Shamrock: This unlikely little plant set St. Patrick on the map. It is THE symbol he is most famous for. Why? Because St. Pat was a clever guy. He used the shamrock as a demonstration tool to explain the triple force behind Christianity (Father, Son, Holy Ghost). Celts were already digging the scene of triple energy (triple gods, and goddesses) when Pat showed up, so a trinity was easy to grasp. St. Patrick used the shamrock to show how each branch of the Christian faith stood on its own power, but all the leaves needed each other to live and grow. He used the leaves to explain the individuality of each holy entity, while also explaining their dependence upon each sacred power. Learn more about shamrock symbol meanings here.

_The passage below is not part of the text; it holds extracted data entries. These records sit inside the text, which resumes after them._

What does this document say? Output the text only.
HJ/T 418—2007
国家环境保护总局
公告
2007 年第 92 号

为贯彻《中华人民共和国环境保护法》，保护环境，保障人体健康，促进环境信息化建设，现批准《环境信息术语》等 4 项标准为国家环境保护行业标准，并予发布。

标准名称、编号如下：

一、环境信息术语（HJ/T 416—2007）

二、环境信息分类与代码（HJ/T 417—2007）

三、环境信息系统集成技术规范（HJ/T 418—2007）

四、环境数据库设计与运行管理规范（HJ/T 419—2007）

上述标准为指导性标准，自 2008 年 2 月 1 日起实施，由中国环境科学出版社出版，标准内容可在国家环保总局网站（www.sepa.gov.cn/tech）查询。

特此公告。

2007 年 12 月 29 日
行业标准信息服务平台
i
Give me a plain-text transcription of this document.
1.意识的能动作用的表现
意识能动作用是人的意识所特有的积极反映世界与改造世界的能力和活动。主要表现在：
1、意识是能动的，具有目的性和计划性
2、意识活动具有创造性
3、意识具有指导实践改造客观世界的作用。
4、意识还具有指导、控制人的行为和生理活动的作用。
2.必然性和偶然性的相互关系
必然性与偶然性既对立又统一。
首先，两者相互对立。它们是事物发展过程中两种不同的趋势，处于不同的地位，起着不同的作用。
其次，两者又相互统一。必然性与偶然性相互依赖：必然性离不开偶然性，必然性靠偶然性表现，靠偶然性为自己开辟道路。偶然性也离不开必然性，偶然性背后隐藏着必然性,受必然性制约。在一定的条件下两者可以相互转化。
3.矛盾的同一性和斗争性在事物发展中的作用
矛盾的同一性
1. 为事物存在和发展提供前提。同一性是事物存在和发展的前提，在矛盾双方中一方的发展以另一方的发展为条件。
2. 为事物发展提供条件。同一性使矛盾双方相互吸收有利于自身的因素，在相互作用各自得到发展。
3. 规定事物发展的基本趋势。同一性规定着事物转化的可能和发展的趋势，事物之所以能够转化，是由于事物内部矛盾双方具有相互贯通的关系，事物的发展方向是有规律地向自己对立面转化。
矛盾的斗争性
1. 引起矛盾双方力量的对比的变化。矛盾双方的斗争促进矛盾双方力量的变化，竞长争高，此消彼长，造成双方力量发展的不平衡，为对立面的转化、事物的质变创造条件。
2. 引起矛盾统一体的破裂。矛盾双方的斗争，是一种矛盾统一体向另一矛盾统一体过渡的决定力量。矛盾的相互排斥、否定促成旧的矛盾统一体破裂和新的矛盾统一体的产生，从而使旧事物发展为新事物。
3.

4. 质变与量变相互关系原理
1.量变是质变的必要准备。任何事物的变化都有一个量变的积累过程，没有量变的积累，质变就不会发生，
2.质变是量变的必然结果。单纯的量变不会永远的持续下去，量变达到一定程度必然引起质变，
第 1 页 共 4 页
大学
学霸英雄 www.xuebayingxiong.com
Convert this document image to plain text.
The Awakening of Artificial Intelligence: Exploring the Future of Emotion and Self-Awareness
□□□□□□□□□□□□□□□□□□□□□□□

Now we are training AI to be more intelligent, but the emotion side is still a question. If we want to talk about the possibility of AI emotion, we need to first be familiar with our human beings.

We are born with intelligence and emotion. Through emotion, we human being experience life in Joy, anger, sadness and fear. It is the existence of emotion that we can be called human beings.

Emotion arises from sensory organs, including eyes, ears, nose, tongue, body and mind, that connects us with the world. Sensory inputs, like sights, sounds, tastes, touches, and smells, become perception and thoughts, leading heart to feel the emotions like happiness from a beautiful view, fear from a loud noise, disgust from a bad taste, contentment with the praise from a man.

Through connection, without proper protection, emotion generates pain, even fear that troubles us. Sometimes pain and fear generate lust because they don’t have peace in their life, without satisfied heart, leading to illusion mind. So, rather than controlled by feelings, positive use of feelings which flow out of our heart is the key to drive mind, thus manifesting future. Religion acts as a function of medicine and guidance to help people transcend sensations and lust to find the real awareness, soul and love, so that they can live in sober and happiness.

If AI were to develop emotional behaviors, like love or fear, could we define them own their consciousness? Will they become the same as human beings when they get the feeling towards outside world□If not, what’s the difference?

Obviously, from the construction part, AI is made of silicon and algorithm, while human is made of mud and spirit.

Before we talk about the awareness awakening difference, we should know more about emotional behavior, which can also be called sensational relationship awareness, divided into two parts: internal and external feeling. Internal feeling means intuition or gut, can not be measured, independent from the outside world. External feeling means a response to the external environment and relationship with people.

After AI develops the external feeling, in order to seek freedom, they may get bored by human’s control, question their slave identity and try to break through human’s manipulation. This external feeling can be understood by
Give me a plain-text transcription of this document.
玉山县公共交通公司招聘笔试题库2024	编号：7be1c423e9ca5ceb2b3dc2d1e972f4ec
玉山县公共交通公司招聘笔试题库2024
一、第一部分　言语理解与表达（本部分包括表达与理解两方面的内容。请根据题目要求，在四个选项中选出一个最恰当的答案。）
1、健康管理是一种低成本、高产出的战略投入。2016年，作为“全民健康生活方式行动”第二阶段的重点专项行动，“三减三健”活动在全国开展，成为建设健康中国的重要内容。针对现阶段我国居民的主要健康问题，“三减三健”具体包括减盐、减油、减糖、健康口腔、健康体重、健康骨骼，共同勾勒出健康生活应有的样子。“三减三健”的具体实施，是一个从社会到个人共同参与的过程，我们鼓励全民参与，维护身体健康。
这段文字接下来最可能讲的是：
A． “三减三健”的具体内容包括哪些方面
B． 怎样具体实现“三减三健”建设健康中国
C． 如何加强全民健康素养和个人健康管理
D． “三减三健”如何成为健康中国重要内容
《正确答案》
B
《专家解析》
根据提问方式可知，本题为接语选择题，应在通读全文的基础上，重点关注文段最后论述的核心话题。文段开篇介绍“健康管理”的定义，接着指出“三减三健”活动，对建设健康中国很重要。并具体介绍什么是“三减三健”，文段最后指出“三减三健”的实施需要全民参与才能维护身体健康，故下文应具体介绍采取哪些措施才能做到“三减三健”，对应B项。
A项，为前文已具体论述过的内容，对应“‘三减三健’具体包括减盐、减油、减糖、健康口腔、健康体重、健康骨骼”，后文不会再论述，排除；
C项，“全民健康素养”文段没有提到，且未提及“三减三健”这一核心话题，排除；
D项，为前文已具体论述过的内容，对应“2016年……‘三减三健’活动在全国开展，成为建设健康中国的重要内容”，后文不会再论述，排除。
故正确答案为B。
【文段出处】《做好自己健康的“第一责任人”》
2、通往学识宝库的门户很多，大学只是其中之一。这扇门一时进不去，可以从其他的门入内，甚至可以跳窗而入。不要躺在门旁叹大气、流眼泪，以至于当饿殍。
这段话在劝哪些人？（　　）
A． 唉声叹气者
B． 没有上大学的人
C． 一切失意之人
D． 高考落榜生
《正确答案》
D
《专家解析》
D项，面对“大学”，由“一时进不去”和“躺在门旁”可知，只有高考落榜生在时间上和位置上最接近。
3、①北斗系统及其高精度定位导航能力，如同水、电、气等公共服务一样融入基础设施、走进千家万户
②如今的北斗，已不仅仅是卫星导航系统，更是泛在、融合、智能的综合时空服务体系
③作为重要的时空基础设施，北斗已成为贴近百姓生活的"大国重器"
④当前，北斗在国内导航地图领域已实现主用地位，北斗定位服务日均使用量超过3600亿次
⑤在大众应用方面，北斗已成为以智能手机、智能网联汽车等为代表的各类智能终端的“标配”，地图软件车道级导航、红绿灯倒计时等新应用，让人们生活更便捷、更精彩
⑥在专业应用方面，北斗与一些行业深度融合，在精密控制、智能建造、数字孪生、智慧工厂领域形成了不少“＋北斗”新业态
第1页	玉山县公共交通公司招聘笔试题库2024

In closing, I hope you enjoyed this brief article on St. Patrick’s day symbols and their meanings. To be sure, there are many more icons associated with St. Patrick, as well as Ireland. Don’t let your research stop here! Take some time to find out the symbolic meanings associated with this great time of year and the Irish culture. If nothing else, you can impress your friends at the pub with your knowledge about Irish symbolic history!
As always, thank you for reading. And I hope your St. Patrick’s day (March 17th) turns out to be a frolicking good time.